Third-Party Beneficiary
For Defendant’s contention of enforcing the arbitration agreement as a third-party beneficiary to be true, “the parties to the contract must have intended the third party to benefit.” (Hess v. Ford Motor Co. (2002) 27 Cal.4th 516, 524.) To do so, Defendant must show that “(1)…the third party would in fact benefit from the contract, but also (2)…a motivating purpose of the contracting parties was to provide a benefit to the third party, and (3)…permitting a third party to bring its own breach of contract action against a contracting party is consistent with the objectives of the contract and the reasonable expectations of the contracting parties. All three elements must be satisfied to permit the third party action to go forward.” (Goonewardene v. ADP, LLC (2019) 6 Cal.5th 817, 830.)
The Court of Appeal in Ochoa also rejected the auto manufacturer’s third-party beneficiary argument. Analyzing the Ninth Circuit Court of Appeal's recent decision in Ngo v. BMW of North America, LLC (2022) 23 F.4th 942, the Second District agreed that the sales contracts reflect no intention to benefit a vehicle manufacturer under Goonewardene – nothing in the sales contracts or their arbitration provision offers any direct “benefit” to the manufacturer, there was no indication that a benefit to the manufacturer was a motivating purpose of the contract, and allowing the manufacturer to enforce the arbitration would be inconsistent with the reasonable expectations of the contracting parties. (Ochoa, supra, 89 Cal.App.5th at pp. 1337-1338.)

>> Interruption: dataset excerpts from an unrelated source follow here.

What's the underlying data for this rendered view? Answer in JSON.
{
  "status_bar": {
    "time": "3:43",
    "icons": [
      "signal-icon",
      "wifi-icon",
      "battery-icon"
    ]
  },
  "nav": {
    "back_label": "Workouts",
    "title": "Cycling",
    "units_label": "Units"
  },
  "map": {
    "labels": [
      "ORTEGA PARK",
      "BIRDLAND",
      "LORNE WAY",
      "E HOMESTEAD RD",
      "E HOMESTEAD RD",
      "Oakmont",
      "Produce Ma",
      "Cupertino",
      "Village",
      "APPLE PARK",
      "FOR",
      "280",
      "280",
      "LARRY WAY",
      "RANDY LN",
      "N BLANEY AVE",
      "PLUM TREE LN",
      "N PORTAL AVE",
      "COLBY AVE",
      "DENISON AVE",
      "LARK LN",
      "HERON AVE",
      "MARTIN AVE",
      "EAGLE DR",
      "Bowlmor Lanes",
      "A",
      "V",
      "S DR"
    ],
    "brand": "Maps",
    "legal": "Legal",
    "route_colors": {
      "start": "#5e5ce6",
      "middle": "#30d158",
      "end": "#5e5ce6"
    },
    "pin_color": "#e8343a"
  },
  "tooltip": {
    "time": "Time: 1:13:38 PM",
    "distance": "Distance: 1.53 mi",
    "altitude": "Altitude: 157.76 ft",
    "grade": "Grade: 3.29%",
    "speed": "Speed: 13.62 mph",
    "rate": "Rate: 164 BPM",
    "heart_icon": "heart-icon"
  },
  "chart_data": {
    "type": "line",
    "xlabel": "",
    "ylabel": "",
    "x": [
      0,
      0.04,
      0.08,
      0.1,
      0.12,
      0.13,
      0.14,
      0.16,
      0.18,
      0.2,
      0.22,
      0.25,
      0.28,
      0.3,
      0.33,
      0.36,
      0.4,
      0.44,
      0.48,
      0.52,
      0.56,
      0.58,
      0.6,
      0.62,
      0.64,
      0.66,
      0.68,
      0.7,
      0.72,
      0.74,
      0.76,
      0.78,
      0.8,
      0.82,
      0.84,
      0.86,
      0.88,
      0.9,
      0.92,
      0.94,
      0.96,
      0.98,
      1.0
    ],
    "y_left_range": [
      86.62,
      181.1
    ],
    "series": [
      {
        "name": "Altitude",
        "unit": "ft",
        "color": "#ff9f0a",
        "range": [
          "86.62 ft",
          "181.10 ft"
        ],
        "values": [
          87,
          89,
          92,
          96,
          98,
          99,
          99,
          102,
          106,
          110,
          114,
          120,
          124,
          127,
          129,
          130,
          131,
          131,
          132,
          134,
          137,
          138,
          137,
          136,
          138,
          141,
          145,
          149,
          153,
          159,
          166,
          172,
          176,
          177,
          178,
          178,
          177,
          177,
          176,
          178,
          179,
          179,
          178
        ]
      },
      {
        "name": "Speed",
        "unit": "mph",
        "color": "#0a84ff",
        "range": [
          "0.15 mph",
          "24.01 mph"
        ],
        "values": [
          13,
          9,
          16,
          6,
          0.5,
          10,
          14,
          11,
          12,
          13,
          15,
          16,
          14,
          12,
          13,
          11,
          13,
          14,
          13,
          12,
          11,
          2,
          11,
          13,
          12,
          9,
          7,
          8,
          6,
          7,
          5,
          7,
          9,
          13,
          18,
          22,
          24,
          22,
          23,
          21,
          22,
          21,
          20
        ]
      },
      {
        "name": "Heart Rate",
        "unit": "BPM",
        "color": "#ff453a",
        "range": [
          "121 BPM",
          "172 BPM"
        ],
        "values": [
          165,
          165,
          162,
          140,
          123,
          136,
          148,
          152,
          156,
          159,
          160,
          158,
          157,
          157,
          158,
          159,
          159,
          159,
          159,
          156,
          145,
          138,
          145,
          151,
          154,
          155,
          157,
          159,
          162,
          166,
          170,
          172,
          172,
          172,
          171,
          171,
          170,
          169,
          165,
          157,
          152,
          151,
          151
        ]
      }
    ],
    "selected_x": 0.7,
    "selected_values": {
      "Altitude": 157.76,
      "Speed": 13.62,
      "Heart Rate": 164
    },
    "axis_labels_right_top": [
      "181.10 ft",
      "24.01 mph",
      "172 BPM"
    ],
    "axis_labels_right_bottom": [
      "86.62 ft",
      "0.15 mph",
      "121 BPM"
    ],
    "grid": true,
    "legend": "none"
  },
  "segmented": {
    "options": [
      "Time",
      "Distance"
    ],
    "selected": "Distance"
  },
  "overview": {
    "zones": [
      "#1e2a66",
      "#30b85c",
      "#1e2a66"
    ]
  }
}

Applying the same reasoning here, there is insufficient evidence to show whether a motivating purpose of the contracting parties was to provide a benefit to Defendant. Civil Code section 1559 requires that a contract benefiting a third party must be made expressly for the benefit of a third person before that third party can enforce it. (Civ. Code § 1559.) The Court finds no language in the Lease Agreement or Arbitration Agreement indicating an express intent to benefit Defendant, nor does the Court find that allowing Defendant to compel arbitration would be consistent with the reasonable expectations of the contracting parties.
Based on the foregoing, the Court rejects this argument as well, and DENIES the motion to compel arbitration and stay action. The Court declines to address the parties’ other arguments raised in their respective briefs. The Court also lifts its stay issued on December 22, 2022.
CONCLUSION
The Court DENIES Defendant Ford Motor Company’s motion to compel arbitration and stay action. The Court further lifts its stay issued on December 22, 2022.
Plaintiffs are ordered to give notice of the Court’s ruling within five calendar days of this order.